Third year (2019-20): One percent stop-loss safeguard
The third year includes a 1 percent stop-loss provision, meaning that campuses compete for funding but will be eligible to lose no more than 1 percent of base funding. The Council will keep any designated 2018-19 hold harmless amounts in place, as provided in the statute.
Fourth year (2020-21): Two percent stop-loss safeguard
The fourth year includes a 2 percent stop-loss provision, meaning that campuses compete for funding but will be eligible to lose no more than 2 percent of their base funding. The Council will continue to keep the 2018-19 hold harmless amounts in place, as provided in the statute.

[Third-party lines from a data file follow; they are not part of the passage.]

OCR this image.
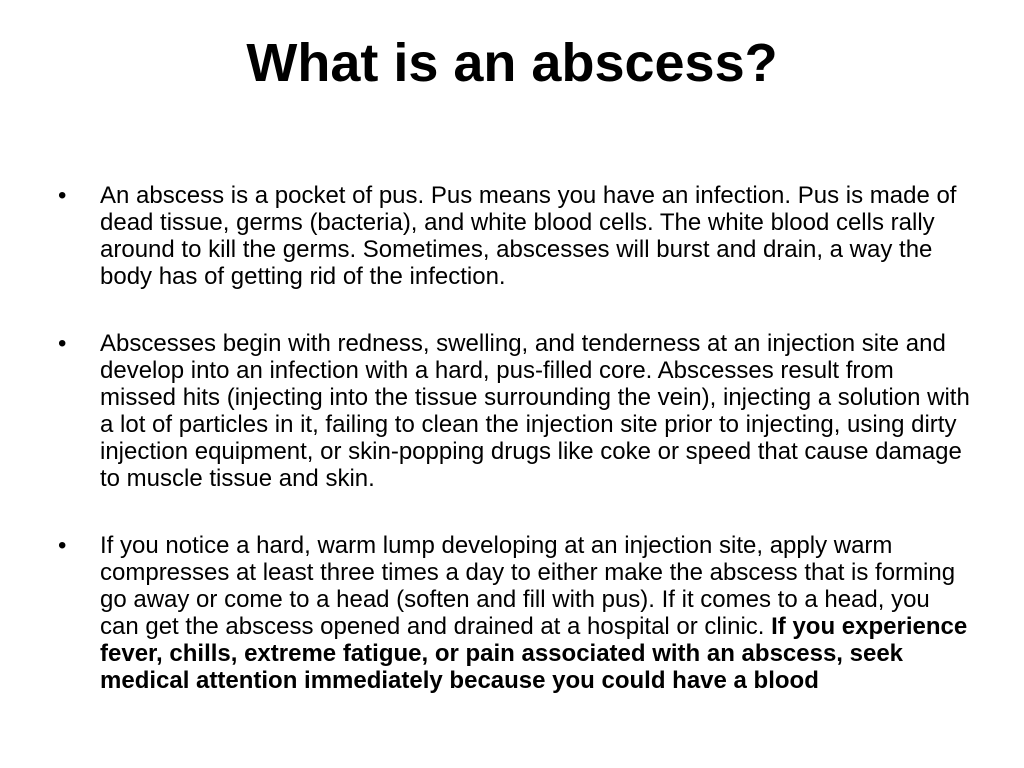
What is an abscess?
• An abscess is a pocket of pus. Pus means you have an infection. Pus is made of dead tissue, germs (bacteria), and white blood cells. The white blood cells rally around to kill the germs. Sometimes, abscesses will burst and drain, a way the body has of getting rid of the infection.
• Abscesses begin with redness, swelling, and tenderness at an injection site and develop into an infection with a hard, pus-filled core. Abscesses result from missed hits (injecting into the tissue surrounding the vein), injecting a solution with a lot of particles in it, failing to clean the injection site prior to injecting, using dirty injection equipment, or skin-popping drugs like coke or speed that cause damage to muscle tissue and skin.
• If you notice a hard, warm lump developing at an injection site, apply warm compresses at least three times a day to either make the abscess that is forming go away or come to a head (soften and fill with pus). If it comes to a head, you can get the abscess opened and drained at a hospital or clinic. If you experience fever, chills, extreme fatigue, or pain associated with an abscess, seek medical attention immediately because you could have a blood
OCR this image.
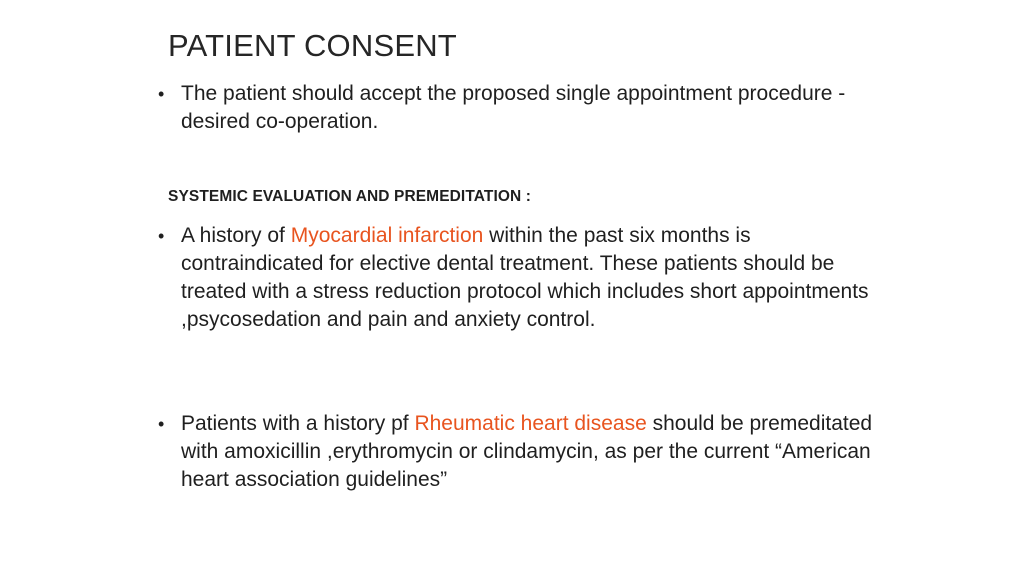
PATIENT CONSENT
• The patient should accept the proposed single appointment procedure - desired co-operation.
SYSTEMIC EVALUATION AND PREMEDITATION :
• A history of Myocardial infarction within the past six months is contraindicated for elective dental treatment. These patients should be treated with a stress reduction protocol which includes short appointments ,psycosedation and pain and anxiety control.
• Patients with a history pf Rheumatic heart disease should be premeditated with amoxicillin ,erythromycin or clindamycin, as per the current “American heart association guidelines”
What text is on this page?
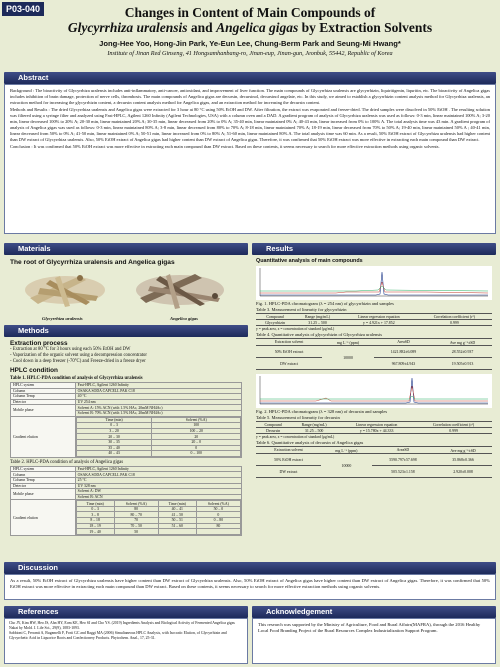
P03-040	Changes in Content of Main Compounds of
Glycyrrhiza uralensis and Angelica gigas by Extraction Solvents
Jong-Hee Yoo, Hong-Jin Park, Ye-Eun Lee, Chung-Berm Park and Seung-Mi Hwang*
Institute of Jinan Red Ginseng, 41 Hongsamhanbang-ro, Jinan-eup, Jinan-gun, Jeonbuk, 55442, Republic of Korea
Abstract

Background : The bioactivity of Glycyrrhiza uralensis includes anti-inflammatory, anti-cancer, antioxidant, and improvement of liver function. The main compounds of Glycyrrhiza uralensis are glycyrrhizin, liquiritigenin, liquritin, etc. The bioactivity of Angelica gigas includes inhibition of brain damage, protection of nerve cells, thrombosis. The main compounds of Angelica gigas are decursin, decursinol, decursinol angelate, etc. In this study, we aimed to establish a glycyrrhizin content analysis method for Glycyrrhiza uralensis, an extraction method for increasing the glycyrrhizin content, a decursin content analysis method for Angelica gigas, and an extraction method for increasing the decursin content.

Methods and Results : The dried Glycyrrhiza uralensis and Angelica gigas were extracted for 3 hour at 80 °C using 50% EtOH and DW. After filtration, the extract was evaporated and freeze-dried. The dried samples were dissolved in 50% EtOH . The resulting solution was filtered using a syringe filter and analyzed using Fast-HPLC, Agilent 1260 Infinity (Agilent Technologies, USA) with a column oven and a DAD. A gradient program of analysis of Glycyrrhiza uralensis was used as follows: 0-3 min, linear maintained 100% A; 3-20 min, linear decreased 100% to 20% A; 20-30 min, linear maintained 20% A; 30-35 min, linear decreased from 20% to 0% A; 35-40 min, linear maintained 0% A; 40-43 min, linear increased from 0% to 100% A. The total analysis time was 43 min. A gradient program of analysis of Angelica gigas was used as follows: 0-3 min, linear maintained 80% A; 3-8 min, linear decreased from 80% to 70% A; 8-18 min, linear maintained 70% A; 18-19 min, linear decreased from 70% to 50% A; 19-40 min, linear maintained 50% A ; 40-41 min, linear decreased from 50% to 0% A; 41-50 min, linear maintained 0% A; 50-51 min, linear increased from 0% to 80% A; 51-60 min, linear maintained 80% A. The total analysis time was 60 min. As a result, 50% EtOH extract of Glycyrrhiza uralensis had higher content than DW extract of Glycyrrhiza uralensis. Also, 50% EtOH extract of Angelica gigas had higher content than DW extract of Angelica gigas. Therefore, it was confirmed that 50% EtOH extract was more effective in extracting each main compound than DW extract.

Conclusion : It was confirmed that 50% EtOH extract was more effective in extracting each main compound than DW extract. Based on these contents, it seems necessary to search for more effective extraction methods using organic solvents.

Materials
The root of Glycyrrhiza uralensis and Angelica gigas
Glycyrrhiza uralensis	Angelica gigas
Methods
Extraction process
- Extraction at 80 °C for 3 hours using each 50% EtOH and DW
- Vaporization of the organic solvent using a decompression concentrator
- Cool down in a deep freezer (-70°C) and Freeze-dried in a freeze dryer
HPLC condition
Table 1. HPLC-PDA condition of analysis of Glycyrrhiza uralensis
HPLC system	Fast-HPLC, Agilent 1260 Infinity
Column	OSAKA SODA CAPCELL PAK C18
Column Temp	40 °C
Detector	UV 254 nm
Mobile phase	Solvent A: 15% ACN (with 1.5% HAc, 20mM NH4Ac)
Solvent B: 70% ACN (with 1.5% HAc, 20mM NH4Ac)
Gradient elution	
Time (min)	Solvent (%A)
0 – 3	100
3 – 20	100 – 20
20 – 30	20
30 – 35	20 – 0
35 – 40	0
40 – 43	0 – 100
Table 2. HPLC-PDA condition of analysis of Angelica gigas
HPLC system	Fast-HPLC, Agilent 1260 Infinity
Column	OSAKA SODA CAPCELL PAK C18
Column Temp	25 °C
Detector	UV 328 nm
Mobile phase	Solvent A: DW
Solvent B: ACN
Gradient elution	
Time (min)	Solvent (%A)	Time (min)	Solvent (%A)
0 – 3	80	40 – 41	50 – 0
3 – 8	80 – 70	41 – 50	0
8 – 18	70	50 – 51	0 – 80
18 – 19	70 – 50	51 – 60	80
19 – 40	50		
Results
Quantitative analysis of main compounds
Fig. 1. HPLC-PDA chromatogram (λ = 254 nm) of glycyrrhizin and samples
Table 3. Measurement of linearity for glycyrrhizin
Compound	Range (mg/mL)	Linear regression equation	Correlation coefficient (r²)
Glycyrrhizin	31.25 – 500	y = 4.921x + 17.852	0.999
y = peak area, x = concentration of standard (μg/mL)
Table 4. Quantitative analysis of glycyrrhizin of Glycyrrhiza uralensis
Extraction solvent	mg L⁻¹ (ppm)	AreaSD	Ave mg g⁻¹±SD
50% EtOH extract	10000	1421.882±6.089	28.552±0.937
DW extract		967.809±4.943	19.505±0.913
Fig. 2. HPLC-PDA chromatogram (λ = 328 nm) of decursin and samples
Table 5. Measurement of linearity for decursin
Compound	Range (mg/mL)	Linear regression equation	Correlation coefficient (r²)
Decursin	31.25 – 500	y = 15.780x + 44.333	0.999
y = peak area, x = concentration of standard (μg/mL)
Table 6. Quantitative analysis of decursin of Angelica gigas
Extraction solvent	mg L⁻¹ (ppm)	AreaSD	Ave mg g⁻¹±SD
50% EtOH extract	10000	5590.797±57.698	35.868±0.366
DW extract		505.523±1.158	2.920±0.008
Discussion
As a result, 50% EtOH extract of Glycyrrhiza uralensis have higher content than DW extract of Glycyrrhiza uralensis. Also, 50% EtOH extract of Angelica gigas have higher content than DW extract of Angelica gigas. Therefore, it was confirmed that 50% EtOH extract was more effective in extracting each main compound than DW extract. Based on these contents, it seems necessary to search for more effective extraction methods using organic solvents.
References
Cho JY, Kim HW, Heo JS, Ahn HY, Eom KE, Heo SJ and Cho YS. (2019) Ingredients Analysis and Biological Activity of Fermented Angelica gigas Nakai by Mold. J. Life Sci., 29(9), 1083-1093.
Sabbioni C, Ferranti A, Bugamelli F, Forti GC and Raggi MA (2006) Simultaneous HPLC Analysis, with Isocratic Elution, of Glycyrrhizin and Glycyrrhetic Acid in Liquorice Roots and Confectionery Products. Phytochem. Anal., 17, 25-31.
Acknowledgement
This research was supported by the Ministry of Agriculture, Food and Rural Affairs(MAFRA), through the 2016 Healthy Local Food Branding Project of the Rural Resources Complex Industrialization Support Program.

Moving forward: Rolling averages and continuous assessment
At the end of the fourth year, without action by the General Assembly, the hold harmless and stop-loss provisions will sunset, allowing 100 percent of allocable resources to be distributed as determined by the formula. During the third year of implementation, the Performance Funding Working Group will assess the model and report findings to the governor and legislature. As a result, it is possible that the model will be adjusted.
Once model equilibrium is reached, rates of improvement will drive the flow of funds. This will allow smaller campuses to compete effectively and fairly with larger campuses.
The enacted models will offer clear guidance to elected officials regarding how to fairly and strategically invest public dollars in colleges and universities and provide financial incentives for campuses to adopt best practice strategies to achieve desired state goals.